Diet Trend: Fletcherizing
Lohman: Fletcherizing is a technique in which you chew every bite of food until it disintegrates. Even soup and water had to be chewed before swallowing. This technique was named for its inventor, Horace Fletcher, who created the trick in response to Americans’ longstanding reputation for eating too quickly. If you read accounts of English travelers that came to the United States as early as the 1830s, one thing they remark on is how quickly Americans wolf down food. Fletcher’s point was to slow down, which we now know gives your stomach time to send your brain signals that it’s full. Fletcher’s followers chomped between 30 to 300 times for every morsel of food. We’ll be giving this technique a try at the event.
Diet Food: Protose
Lohman: Protose is a meat substitute made of wheat gluten and peanuts invented by John Harvey Kellogg. Kellogg was a vegetarian and founder of The Sanitarium, a health spa in Battle Creek, Michigan. He realized that in order to convert Victorians to vegetarian principles, he had to provide an option of something like meat to satisfy their appetites. He also invented the breakfast cereal: Kellogg’s corn flakes. At that time, people were eating three-meat breakfasts with eggs on top, so this was a huge cultural revolution. He brought yogurt, seaweed, and soy into our diets and gave a menu with printed calories to his Sanitarium patients. I’ll be providing protose meatballs at the event for sampling.

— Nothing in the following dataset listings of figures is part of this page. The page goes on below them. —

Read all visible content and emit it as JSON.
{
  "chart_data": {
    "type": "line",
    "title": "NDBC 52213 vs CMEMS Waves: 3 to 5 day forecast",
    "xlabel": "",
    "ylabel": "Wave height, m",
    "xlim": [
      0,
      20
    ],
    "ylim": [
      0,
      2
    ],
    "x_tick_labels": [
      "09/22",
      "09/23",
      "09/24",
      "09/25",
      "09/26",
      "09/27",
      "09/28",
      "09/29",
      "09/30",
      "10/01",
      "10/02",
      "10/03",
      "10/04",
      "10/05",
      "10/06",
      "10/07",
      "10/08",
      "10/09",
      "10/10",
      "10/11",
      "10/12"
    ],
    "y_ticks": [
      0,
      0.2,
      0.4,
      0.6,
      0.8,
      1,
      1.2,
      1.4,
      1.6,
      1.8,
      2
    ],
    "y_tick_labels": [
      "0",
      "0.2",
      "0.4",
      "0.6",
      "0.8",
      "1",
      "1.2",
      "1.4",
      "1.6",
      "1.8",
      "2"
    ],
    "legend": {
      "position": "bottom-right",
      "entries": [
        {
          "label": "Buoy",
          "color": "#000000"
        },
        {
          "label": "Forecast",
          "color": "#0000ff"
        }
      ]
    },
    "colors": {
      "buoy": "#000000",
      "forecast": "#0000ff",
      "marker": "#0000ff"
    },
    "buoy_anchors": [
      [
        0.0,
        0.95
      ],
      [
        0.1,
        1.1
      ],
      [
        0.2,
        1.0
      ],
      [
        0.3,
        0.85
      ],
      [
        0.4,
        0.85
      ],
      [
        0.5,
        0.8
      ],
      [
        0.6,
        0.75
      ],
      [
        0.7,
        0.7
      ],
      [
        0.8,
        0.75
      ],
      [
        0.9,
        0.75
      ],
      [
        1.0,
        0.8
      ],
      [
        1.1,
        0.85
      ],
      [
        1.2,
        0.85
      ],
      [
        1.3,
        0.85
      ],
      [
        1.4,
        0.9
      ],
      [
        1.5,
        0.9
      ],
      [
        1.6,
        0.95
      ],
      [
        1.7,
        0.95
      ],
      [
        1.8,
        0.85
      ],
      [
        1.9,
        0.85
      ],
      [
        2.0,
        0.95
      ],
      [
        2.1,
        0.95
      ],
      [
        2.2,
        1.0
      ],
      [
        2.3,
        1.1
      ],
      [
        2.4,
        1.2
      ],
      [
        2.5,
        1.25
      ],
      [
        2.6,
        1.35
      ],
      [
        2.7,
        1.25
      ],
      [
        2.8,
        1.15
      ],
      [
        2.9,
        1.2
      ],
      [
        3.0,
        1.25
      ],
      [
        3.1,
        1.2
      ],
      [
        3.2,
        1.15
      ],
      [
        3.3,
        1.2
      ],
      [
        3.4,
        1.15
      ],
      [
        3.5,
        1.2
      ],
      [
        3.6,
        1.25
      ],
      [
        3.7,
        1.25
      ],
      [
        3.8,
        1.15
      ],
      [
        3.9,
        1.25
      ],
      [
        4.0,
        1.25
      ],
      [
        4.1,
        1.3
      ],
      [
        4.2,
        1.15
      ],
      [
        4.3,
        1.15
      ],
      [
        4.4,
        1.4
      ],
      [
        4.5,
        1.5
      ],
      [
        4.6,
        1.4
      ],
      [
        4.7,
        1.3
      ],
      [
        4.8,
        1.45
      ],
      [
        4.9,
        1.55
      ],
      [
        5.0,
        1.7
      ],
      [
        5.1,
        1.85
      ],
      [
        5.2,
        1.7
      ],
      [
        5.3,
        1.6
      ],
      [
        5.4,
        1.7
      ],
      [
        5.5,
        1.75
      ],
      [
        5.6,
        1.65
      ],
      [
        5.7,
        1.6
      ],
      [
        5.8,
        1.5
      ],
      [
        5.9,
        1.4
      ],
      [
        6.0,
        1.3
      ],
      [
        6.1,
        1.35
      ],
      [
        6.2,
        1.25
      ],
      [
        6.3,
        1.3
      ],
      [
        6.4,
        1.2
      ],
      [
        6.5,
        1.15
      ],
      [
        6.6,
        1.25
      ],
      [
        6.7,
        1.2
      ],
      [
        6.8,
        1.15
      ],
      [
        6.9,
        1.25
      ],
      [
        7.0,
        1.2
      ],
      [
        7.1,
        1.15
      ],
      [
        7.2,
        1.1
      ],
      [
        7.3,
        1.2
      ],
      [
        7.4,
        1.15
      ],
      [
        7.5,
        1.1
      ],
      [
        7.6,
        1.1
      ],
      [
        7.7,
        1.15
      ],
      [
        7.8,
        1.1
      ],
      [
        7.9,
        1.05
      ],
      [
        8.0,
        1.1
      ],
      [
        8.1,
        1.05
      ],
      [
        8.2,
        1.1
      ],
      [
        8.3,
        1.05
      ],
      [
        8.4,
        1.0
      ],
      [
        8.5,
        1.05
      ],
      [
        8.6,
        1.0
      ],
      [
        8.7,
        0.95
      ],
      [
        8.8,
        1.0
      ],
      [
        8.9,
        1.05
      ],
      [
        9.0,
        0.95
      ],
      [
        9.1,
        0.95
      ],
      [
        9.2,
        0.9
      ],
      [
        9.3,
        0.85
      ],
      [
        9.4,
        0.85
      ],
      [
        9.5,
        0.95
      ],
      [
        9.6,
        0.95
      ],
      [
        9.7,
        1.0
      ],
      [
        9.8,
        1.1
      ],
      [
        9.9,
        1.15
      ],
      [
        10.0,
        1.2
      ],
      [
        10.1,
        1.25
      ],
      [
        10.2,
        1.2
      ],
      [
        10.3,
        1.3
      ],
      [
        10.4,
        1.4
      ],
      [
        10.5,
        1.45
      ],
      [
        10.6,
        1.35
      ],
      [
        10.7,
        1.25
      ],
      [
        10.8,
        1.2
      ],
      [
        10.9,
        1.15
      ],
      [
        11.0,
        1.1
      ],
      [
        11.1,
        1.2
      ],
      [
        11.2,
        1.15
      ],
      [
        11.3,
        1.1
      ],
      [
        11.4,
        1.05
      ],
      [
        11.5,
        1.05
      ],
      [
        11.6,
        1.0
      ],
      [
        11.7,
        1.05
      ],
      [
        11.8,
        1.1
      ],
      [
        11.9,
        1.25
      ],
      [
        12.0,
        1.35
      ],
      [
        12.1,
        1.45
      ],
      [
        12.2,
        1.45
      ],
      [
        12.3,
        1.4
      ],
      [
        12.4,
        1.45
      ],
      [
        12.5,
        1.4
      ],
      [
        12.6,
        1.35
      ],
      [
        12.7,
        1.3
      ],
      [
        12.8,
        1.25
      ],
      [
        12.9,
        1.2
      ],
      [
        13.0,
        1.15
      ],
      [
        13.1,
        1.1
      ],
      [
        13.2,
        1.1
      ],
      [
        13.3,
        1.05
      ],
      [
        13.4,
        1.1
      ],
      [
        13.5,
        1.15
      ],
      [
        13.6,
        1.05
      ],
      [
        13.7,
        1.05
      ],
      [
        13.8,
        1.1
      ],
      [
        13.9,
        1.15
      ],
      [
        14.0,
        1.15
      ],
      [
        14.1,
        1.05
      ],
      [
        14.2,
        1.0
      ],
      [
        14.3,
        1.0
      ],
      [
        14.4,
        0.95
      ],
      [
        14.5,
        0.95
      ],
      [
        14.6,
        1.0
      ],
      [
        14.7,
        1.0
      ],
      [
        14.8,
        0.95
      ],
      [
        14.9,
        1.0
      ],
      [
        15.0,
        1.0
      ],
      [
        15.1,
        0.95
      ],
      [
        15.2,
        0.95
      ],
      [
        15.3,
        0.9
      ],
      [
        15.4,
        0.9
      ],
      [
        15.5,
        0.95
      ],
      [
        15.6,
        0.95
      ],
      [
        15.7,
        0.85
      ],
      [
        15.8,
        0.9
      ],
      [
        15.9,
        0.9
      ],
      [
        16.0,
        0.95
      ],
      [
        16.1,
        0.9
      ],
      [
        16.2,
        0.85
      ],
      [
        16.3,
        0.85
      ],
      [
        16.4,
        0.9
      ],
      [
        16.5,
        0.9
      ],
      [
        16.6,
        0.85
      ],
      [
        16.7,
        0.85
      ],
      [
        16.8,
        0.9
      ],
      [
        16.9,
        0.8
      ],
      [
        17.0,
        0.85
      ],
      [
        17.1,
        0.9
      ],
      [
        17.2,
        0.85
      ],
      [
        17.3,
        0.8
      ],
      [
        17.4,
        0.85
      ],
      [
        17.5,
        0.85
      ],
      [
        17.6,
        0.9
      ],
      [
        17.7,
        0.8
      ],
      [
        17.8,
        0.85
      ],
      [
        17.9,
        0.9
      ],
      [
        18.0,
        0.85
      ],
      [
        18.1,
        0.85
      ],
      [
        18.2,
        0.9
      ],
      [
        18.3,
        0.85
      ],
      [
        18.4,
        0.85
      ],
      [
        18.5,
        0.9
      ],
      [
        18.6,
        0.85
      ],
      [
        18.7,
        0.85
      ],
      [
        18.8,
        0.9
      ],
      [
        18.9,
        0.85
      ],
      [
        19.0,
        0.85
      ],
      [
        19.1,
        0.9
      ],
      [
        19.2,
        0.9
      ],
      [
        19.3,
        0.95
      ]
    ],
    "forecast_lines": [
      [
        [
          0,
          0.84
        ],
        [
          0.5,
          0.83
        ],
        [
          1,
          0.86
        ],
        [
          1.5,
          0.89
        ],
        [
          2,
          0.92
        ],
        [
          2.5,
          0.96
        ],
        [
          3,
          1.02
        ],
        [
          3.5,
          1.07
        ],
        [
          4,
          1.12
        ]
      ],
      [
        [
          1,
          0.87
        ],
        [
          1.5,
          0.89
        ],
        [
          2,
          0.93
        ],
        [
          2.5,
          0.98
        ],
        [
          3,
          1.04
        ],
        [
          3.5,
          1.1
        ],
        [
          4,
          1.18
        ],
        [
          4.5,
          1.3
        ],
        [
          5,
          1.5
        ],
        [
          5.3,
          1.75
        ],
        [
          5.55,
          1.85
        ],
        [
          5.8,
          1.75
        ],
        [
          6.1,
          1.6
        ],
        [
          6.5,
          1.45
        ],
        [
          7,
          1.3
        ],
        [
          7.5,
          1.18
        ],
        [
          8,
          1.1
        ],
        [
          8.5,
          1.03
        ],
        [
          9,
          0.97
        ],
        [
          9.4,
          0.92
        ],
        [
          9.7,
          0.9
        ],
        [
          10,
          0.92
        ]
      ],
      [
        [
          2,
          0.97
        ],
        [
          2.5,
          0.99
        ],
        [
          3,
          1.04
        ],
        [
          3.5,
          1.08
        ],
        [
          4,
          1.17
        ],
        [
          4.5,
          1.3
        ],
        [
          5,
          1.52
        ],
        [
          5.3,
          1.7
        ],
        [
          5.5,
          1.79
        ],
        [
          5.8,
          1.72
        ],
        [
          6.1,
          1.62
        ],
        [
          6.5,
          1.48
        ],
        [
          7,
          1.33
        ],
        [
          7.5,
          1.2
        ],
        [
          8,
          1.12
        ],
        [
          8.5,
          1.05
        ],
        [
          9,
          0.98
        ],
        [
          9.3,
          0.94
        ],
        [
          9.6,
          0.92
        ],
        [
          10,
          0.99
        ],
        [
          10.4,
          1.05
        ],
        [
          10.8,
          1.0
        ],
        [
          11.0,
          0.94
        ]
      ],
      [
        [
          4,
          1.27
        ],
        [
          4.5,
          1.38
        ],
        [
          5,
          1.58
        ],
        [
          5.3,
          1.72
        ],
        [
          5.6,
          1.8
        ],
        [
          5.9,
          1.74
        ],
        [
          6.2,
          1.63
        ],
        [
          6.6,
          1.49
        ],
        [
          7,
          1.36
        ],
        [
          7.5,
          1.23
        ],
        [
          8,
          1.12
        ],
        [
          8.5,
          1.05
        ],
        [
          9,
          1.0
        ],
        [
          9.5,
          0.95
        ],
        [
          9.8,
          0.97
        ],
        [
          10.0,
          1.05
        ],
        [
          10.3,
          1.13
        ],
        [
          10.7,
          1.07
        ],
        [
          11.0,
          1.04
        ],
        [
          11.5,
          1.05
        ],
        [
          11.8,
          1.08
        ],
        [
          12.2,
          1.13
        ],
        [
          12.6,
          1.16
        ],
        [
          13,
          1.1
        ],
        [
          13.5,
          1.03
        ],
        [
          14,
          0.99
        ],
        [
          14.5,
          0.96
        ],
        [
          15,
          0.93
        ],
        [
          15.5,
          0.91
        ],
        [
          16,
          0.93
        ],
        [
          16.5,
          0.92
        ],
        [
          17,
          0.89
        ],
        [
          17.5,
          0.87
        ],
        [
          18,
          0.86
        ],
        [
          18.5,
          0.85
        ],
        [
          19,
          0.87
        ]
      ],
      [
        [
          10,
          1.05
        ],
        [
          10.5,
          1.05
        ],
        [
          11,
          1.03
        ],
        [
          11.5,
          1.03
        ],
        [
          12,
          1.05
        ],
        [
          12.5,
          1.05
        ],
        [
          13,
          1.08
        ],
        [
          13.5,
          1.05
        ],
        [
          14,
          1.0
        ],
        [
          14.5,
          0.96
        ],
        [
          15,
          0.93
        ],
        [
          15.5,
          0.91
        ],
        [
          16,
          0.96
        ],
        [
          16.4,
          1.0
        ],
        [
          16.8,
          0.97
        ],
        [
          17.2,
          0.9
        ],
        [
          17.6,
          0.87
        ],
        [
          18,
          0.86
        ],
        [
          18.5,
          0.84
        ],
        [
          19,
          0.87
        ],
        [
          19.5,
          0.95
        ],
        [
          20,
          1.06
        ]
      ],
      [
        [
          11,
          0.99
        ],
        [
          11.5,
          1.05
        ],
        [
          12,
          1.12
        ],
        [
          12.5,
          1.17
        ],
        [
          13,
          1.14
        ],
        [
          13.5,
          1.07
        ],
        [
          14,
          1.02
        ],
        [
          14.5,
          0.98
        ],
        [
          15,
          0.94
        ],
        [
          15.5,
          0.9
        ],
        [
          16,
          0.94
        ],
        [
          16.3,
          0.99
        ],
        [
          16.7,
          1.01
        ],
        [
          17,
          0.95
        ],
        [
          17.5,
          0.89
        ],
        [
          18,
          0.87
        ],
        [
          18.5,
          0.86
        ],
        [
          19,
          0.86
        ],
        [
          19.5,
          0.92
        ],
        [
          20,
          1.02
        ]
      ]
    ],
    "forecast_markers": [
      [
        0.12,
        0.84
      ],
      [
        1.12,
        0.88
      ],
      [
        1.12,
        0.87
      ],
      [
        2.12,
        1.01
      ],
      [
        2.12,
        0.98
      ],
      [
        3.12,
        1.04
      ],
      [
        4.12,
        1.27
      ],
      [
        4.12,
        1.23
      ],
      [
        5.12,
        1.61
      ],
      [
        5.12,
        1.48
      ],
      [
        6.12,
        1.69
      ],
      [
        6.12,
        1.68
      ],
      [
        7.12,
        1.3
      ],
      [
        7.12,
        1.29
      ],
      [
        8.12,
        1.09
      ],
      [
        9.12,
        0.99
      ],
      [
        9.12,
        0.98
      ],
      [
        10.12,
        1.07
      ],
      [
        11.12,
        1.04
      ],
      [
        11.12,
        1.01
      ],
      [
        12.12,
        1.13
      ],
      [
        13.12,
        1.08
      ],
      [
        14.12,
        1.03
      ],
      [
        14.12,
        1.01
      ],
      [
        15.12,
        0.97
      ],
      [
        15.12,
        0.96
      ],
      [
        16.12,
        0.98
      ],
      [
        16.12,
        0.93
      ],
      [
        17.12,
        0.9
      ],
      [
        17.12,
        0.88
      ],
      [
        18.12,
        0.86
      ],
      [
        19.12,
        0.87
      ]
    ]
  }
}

Diet Education: Home Economics
Lohman: Around the turn of the century, we discovered the calorie. You couldn’t count calories before you knew what a calorie was. We also figured out vitamins, and became obsessed with the science of food. These discoveries gave birth to home economics classes, which served the dual role of educating the public about nutrition, but also elevated the work of women in the home. On farms, men and women were two different parts—one growing crops, one processing food—working toward the same goal. After industrialization, men went to the factories and women were relegated to the “domestic sphere.” Home economics classes, with their foundation in science, turned the tables by showing that what women were doing in the home was as important as what men were doing in the factory.